El gobierno de Camboya acusó formalmente este viernes 2 de enero de 2026 a las fuerzas militares de Tailandia de ocupar ilegalmente el pueblo fronterizo de Chouk Chey y “anexar” zonas disputadas mediante el uso de la fuerza. Según el ministro de Información camboyano, Neth Pheaktra, el ejército tailandés violó el cese al fuego pactado el pasado 27 de diciembre al desplegar alambre de púas, instalar contenedores y colocar banderas nacionales en territorios que Phnom Penh reclama como propios.
Esta nueva escalada ocurre tras un violento diciembre que dejó decenas de muertos y el desplazamiento de casi un millón de personas, reabriendo una herida histórica derivada de la delimitación fronteriza de 800 kilómetros heredada de la época colonial francesa, la cual ha sido motivo de enfrentamientos armados intermitentes durante décadas.
Por parte, el ejército de Tailandia negó categóricamente las acusaciones de invasión, asegurando que sus tropas se encuentran en zonas que siempre han pertenecido a su soberanía y que solo han sido “recuperadas” tras la incursión previa de colonos y soldados camboyanos.

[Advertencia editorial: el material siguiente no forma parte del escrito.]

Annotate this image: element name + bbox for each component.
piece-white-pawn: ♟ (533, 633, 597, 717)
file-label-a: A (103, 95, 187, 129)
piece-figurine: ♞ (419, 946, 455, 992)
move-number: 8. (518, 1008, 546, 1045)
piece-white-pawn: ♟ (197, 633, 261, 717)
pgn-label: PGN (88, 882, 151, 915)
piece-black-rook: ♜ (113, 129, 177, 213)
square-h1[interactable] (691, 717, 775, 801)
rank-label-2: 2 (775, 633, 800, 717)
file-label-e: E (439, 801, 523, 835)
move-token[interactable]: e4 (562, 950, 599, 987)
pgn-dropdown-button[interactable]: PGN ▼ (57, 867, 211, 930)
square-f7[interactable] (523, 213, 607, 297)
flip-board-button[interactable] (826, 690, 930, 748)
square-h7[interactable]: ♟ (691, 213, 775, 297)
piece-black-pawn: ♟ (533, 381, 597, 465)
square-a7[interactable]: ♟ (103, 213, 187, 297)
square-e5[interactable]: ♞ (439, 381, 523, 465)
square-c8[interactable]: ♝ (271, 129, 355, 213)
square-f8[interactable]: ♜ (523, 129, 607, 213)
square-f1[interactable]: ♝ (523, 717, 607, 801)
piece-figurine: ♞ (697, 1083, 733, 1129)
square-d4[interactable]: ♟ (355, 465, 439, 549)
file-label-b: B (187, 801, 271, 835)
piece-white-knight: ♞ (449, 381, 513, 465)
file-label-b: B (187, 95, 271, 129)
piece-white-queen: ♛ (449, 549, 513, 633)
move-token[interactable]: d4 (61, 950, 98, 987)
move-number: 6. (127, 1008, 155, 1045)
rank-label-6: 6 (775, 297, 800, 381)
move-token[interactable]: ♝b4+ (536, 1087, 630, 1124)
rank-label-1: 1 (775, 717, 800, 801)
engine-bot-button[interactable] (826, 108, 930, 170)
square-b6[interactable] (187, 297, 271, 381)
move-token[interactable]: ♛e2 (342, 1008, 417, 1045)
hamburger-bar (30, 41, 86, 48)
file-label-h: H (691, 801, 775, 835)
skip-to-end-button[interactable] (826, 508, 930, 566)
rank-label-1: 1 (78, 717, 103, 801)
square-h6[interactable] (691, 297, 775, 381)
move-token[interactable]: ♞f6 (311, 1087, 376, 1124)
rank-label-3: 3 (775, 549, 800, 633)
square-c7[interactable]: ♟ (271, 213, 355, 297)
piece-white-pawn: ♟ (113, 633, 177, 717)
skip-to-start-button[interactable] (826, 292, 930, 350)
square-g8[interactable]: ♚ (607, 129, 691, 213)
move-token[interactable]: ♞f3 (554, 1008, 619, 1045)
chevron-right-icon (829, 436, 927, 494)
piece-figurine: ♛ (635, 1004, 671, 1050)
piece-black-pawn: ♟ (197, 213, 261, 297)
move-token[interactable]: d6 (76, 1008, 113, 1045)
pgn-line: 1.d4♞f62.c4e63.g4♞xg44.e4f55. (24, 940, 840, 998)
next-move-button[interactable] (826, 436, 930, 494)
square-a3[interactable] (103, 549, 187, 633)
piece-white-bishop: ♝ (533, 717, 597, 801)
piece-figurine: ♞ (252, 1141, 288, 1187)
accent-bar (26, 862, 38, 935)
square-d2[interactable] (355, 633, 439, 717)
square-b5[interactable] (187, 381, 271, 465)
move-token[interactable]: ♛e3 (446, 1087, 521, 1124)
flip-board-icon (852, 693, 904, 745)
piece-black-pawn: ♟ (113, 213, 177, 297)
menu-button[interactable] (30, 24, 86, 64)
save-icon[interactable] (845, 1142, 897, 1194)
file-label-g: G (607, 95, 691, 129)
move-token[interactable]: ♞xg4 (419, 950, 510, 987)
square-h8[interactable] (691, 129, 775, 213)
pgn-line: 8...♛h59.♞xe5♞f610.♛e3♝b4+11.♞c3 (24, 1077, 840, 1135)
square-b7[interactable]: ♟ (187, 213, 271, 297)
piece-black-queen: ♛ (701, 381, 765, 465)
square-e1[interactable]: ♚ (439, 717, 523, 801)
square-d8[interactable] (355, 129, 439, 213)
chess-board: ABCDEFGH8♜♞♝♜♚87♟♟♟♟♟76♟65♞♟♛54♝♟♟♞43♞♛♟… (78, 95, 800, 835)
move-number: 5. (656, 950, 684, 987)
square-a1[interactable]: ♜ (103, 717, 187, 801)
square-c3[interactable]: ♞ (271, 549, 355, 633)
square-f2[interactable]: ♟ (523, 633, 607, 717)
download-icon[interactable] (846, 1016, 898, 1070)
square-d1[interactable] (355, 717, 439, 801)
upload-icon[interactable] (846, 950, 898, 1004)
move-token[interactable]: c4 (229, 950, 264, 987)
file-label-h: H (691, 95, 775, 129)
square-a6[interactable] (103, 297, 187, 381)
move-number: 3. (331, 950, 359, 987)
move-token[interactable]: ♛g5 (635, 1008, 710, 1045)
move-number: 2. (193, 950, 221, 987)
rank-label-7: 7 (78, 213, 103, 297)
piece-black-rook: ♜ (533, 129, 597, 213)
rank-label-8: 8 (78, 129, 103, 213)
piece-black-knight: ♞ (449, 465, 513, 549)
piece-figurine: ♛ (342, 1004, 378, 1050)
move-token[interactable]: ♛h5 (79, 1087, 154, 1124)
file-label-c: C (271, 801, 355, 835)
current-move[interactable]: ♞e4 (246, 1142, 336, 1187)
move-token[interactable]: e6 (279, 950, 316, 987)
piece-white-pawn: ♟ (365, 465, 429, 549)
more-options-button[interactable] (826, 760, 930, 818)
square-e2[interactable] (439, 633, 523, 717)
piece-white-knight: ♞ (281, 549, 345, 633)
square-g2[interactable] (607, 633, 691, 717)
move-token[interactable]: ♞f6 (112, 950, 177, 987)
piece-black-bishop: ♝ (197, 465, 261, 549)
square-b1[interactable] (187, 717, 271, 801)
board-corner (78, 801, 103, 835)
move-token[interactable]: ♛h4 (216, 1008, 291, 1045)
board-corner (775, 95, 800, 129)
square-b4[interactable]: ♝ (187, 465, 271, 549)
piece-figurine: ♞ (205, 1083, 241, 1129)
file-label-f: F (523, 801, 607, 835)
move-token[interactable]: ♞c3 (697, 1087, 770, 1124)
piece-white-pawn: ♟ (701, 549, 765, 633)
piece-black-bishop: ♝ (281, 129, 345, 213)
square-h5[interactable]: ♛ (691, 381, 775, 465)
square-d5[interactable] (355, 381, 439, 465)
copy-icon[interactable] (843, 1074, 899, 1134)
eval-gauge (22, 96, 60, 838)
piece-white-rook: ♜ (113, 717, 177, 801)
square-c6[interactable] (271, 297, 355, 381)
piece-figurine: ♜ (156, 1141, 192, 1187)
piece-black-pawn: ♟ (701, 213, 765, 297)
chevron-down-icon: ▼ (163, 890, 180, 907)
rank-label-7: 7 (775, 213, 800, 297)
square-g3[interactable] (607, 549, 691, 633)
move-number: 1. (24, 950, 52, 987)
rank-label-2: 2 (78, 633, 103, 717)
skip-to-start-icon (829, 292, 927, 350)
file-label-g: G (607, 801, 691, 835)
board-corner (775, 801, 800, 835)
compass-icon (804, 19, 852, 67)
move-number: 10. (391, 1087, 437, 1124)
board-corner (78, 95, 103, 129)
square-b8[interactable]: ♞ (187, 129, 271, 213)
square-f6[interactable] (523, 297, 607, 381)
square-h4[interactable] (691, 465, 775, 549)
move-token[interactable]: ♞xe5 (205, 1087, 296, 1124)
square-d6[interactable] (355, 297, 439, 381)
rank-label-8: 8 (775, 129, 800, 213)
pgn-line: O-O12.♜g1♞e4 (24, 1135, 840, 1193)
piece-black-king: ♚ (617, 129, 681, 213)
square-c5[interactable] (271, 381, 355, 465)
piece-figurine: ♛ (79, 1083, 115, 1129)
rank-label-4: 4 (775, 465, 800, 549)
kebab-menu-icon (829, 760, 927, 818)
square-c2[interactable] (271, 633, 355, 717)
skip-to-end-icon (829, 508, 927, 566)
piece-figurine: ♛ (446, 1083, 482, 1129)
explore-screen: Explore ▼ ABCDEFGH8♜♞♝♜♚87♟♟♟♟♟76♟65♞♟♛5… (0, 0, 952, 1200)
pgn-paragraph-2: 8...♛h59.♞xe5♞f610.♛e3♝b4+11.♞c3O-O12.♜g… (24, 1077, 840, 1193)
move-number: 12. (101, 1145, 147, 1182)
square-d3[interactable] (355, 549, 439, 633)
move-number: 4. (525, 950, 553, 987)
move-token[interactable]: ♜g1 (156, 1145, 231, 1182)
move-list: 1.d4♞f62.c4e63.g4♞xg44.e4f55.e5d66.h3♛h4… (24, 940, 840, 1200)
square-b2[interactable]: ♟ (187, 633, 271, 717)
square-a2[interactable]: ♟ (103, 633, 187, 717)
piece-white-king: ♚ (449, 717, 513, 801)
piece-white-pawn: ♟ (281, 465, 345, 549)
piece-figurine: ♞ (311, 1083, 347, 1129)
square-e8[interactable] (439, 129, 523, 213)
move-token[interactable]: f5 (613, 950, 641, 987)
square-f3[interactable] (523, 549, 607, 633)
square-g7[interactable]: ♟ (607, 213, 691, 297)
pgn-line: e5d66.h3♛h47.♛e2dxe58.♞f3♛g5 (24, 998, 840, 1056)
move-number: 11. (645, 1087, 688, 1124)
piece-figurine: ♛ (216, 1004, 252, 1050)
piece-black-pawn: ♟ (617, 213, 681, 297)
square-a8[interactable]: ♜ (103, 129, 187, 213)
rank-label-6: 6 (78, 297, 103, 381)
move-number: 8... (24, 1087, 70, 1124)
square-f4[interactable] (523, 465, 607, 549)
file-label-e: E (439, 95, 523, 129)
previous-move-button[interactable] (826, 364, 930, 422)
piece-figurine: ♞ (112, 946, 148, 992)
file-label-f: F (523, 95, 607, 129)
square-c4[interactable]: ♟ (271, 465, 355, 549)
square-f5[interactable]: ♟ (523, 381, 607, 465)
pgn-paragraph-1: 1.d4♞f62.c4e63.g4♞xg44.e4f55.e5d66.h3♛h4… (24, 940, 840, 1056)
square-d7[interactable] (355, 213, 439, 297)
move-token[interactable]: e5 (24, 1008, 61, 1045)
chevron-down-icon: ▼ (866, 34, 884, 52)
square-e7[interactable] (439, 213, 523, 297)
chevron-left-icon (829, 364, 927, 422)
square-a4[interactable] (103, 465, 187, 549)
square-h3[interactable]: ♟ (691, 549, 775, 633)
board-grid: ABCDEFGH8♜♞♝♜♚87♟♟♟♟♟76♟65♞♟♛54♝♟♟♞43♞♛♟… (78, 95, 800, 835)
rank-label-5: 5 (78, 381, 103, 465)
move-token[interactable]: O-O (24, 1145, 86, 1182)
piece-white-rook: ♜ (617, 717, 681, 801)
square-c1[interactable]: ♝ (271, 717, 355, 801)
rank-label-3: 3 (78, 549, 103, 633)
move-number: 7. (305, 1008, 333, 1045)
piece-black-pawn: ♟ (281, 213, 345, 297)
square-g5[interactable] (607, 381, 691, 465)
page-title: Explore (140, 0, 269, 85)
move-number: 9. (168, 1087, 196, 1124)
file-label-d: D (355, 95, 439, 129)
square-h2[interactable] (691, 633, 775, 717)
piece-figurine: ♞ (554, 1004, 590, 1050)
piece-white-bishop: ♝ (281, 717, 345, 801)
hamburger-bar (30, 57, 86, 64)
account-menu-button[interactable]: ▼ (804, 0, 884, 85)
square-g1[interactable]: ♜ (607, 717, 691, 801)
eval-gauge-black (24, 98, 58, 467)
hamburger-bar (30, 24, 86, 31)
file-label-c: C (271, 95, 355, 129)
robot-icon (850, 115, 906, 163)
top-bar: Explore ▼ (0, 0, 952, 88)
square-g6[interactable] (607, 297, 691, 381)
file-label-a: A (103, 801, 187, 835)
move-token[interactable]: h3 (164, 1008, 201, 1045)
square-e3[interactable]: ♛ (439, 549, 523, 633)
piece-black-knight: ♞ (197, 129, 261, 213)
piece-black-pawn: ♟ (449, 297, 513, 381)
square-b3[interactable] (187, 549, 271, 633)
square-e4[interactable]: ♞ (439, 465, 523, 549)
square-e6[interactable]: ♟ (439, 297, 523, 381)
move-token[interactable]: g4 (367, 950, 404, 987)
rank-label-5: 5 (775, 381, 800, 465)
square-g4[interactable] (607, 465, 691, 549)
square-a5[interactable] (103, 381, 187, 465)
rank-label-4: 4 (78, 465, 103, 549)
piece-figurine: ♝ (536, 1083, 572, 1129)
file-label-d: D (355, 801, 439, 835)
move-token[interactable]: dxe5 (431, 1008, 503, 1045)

El conflicto, que tiene puntos críticos como los alrededores del templo de Preah Vihear, mantiene en vilo al sudeste asiático debido al riesgo de que los choques se extiendan nuevamente a todas las provincias limítrofes.
Ante la desconfianza mutua y la interpretación unilateral de los mapas antiguos, organismos internacionales han hecho un llamado urgente al diálogo multilateral para evitar que este foco de tensión desestabilice las rutas comerciales y la seguridad regional en este arranque de año, mientras miles de civiles permanecen en refugios temporales temiendo el reinicio de las hostilidades.